Hotel / branded-residence work
- HMA negotiation (owner side or operator side)
- Branded-residence agreement (HOA, residential management)
- Performance termination thresholds and brand-removal
- FF&E reserve disputes
- System and marketing fee challenges
- Operator transition and brand handover
- Tortious interference disputes (where competing operator approaches owner)
- Receivership and cross-default with project finance
Party 16
Government counterparty & regulator
Government counterparties — DLD, RERA, ADREC, RTA, Dubai Municipality, DCD, Trakhees, DEWA, Etisalat, Sharjah Municipality, RAK Investment Authority, DMT — issue permits, sign land grants, exercise overlay rights, and enforce real-estate-related law. Government counterparties bring sovereign-immunity, public-policy and procedural specifics to disputes that purely-private counterparts do not.

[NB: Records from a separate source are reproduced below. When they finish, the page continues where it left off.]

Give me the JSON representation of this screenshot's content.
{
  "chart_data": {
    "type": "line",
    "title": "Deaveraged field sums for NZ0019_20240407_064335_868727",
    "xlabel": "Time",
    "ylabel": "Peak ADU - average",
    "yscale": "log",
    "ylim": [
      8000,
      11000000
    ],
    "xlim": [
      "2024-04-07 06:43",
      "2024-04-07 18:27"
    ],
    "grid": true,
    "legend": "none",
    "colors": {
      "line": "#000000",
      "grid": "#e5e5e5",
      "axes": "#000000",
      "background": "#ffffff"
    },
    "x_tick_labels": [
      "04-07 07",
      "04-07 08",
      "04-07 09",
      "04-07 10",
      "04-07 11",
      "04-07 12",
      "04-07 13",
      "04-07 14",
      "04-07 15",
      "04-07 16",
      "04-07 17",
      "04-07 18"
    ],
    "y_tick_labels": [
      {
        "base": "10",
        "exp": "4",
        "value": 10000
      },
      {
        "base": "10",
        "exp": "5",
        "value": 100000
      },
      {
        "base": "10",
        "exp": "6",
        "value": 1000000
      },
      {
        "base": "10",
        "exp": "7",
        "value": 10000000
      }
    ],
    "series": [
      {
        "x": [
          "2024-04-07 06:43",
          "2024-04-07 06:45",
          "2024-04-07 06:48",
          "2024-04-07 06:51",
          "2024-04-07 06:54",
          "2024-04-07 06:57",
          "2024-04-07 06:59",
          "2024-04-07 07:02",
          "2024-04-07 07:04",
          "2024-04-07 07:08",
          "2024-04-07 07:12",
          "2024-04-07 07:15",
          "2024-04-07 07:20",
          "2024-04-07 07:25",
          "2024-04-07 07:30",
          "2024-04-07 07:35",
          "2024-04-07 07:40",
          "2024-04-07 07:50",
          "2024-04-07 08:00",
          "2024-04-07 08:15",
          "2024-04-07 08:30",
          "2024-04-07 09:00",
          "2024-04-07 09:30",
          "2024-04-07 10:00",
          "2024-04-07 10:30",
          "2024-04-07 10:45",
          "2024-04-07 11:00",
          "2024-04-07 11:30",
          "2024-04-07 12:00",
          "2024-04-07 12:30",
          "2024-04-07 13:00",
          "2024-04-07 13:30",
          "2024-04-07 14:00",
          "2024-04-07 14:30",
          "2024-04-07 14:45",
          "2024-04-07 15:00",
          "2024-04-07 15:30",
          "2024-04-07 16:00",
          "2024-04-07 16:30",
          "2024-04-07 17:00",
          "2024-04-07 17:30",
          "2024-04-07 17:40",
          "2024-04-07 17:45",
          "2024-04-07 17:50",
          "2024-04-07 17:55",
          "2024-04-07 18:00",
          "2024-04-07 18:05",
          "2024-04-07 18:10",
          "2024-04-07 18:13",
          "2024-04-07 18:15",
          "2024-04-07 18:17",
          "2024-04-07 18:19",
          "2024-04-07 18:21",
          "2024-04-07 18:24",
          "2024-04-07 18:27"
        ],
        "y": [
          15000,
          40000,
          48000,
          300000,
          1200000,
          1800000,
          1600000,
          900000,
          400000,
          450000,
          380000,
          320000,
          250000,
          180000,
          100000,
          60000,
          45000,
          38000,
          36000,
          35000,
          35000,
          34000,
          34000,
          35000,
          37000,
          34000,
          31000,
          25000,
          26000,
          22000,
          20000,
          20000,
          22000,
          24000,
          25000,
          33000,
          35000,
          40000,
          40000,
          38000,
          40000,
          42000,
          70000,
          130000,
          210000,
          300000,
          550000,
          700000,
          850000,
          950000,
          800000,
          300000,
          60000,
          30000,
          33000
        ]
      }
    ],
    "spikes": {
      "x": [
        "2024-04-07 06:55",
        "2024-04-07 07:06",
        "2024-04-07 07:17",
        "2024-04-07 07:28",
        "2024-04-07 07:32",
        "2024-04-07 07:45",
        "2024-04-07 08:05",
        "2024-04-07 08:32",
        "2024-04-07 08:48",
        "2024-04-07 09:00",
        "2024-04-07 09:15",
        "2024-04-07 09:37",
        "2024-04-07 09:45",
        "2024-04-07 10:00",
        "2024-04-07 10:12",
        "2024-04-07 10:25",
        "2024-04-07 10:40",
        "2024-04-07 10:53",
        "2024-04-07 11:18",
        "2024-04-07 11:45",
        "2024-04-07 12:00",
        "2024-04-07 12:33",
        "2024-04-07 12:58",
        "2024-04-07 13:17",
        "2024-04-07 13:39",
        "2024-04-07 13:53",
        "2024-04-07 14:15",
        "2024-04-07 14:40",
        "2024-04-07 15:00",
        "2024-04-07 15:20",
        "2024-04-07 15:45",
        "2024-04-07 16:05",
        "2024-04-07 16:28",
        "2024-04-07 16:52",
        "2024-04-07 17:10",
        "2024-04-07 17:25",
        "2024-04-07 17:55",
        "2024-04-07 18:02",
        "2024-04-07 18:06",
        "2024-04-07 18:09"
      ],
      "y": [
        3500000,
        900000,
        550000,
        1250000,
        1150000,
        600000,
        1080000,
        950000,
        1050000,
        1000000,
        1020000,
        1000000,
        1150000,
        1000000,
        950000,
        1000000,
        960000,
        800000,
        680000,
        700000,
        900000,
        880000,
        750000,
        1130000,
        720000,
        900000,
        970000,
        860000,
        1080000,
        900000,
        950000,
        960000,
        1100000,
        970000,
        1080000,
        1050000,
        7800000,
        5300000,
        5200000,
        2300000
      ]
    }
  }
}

Government-counterparty work
- Land grant and musataha agreement negotiation
- Long-term concession agreements
- Permit reconsideration and administrative appeal
- Government-contract dispute resolution (often arbitrateAD)
- Sovereign-immunity analysis
- Public-policy challenges to enforcement
- Cross-emirate coordination
We act for Counterparties opposite UAE government entities on real-estate matters, including infrastructure, masterplanned communities and regulatory disputes.